Die klinische Praxis und die Forschung

Eltern-Säuglings-Kleinkind-Psychotherapien mit Bewohnerinnen gemeinsamer Wohnformen gemäß § 19 SGB VIII von Mutter/Vater-Kind-Einrichtungen

seit 04/2016 / Leitung: Prof. Dr. Christiane Ludwig-Körner

Wissenschaftliche Mitarbeit: Janna Mattheß
Finanziert durch: Heidehof Stiftung und Förderung durch die International Psychoanalytic Association (IPA)

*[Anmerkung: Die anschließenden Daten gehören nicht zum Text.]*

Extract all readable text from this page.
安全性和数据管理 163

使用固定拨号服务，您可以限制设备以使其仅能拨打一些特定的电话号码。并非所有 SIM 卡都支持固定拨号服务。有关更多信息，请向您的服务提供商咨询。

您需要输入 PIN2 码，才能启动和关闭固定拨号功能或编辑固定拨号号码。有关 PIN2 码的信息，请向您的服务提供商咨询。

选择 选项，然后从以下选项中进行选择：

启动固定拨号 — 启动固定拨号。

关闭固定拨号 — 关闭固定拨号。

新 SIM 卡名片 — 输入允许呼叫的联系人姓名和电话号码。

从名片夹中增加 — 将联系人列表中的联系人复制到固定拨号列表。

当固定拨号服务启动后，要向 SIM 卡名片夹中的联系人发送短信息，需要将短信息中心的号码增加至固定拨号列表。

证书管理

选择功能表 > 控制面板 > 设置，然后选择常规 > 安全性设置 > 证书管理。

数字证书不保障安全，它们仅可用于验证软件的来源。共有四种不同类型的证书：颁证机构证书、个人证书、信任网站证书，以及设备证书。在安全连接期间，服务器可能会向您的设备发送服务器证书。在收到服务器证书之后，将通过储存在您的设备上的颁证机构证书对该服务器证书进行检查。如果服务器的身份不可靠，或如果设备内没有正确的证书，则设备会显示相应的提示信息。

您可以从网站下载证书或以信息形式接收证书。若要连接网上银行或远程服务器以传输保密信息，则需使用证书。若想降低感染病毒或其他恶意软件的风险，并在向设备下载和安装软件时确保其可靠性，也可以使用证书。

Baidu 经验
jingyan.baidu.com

Das Forschungsprojekt „Eltern-Säuglings-Kleinkind-Psychotherapien mit Bewohnerinnen gemeinsamer Wohnformen gemäß § 19 SGB VIII von Mutter/Vater-Kind-Einrichtungen“ befasst sich mit der Frage, inwieweit Müttern mit ihren Säuglingen, die in den gemeinsamen Wohnformen gemäß § 19 SGB VIII von Mutter/Vater-Kind-Einrichtungen leben, durch Eltern-Säuglings-Kleinkind-Psychotherapie (ESKP) geholfen werden kann, eine gute Beziehung zu ihrem Kind aufzubauen.

Dafür werden Mutter-Kind-Paare und ihre betreuenden Fachpersonen in zwei randomisierte Gruppen (Interventionsgruppe und treatment-as-usual Wartegruppe) eingeteilt. Anhand verschiedener Variablen sollen die Veränderungen der elterlichen Beziehungs- und Erziehungsfähigkeiten sowie die kindliche Entwicklung innerhalb eines Jahres überprüft werden.

Die Interventionsgruppe erhält neben der pädagogischen Hilfemaßnahme in den gemeinsamen Wohnformen wöchentlich eine Eltern-Säuglings-Kleinkind-Psychotherapie und die Vergleichsgruppe die übliche pädagogische Unterstützung innerhalb der Einrichtungen.

Publikationen/Vorträge

  • Mattheß, J. (April, 2018). Im Spannungsfeld von Mutter-Kind-Förderung und Kinderschutz. - Wenn Berührungen Grenzen missachten. Workshop präsentiert auf der 23. GAIMH (German Association of Infant Mental Health) - Jahrestagung, Kreuzlingen, Schweiz. Abstract verfügbar unter https://www.gaimh.org/files/cto_layout/downloads/tagungen/2018/gaimh_tagung_2018_abstractbook_290917.pdf
  • Ludwig-Koerner, C. & Mattheß, J. (Mai, 2018). Parent-Infant-Psychotherapy with high-risk mothers in shared living arrangements and facilities. Symposiumbeitrag präsentiert auf dem 16. WAIMH (World Association of Infant Mental Health) World Congress, Rom, Italien.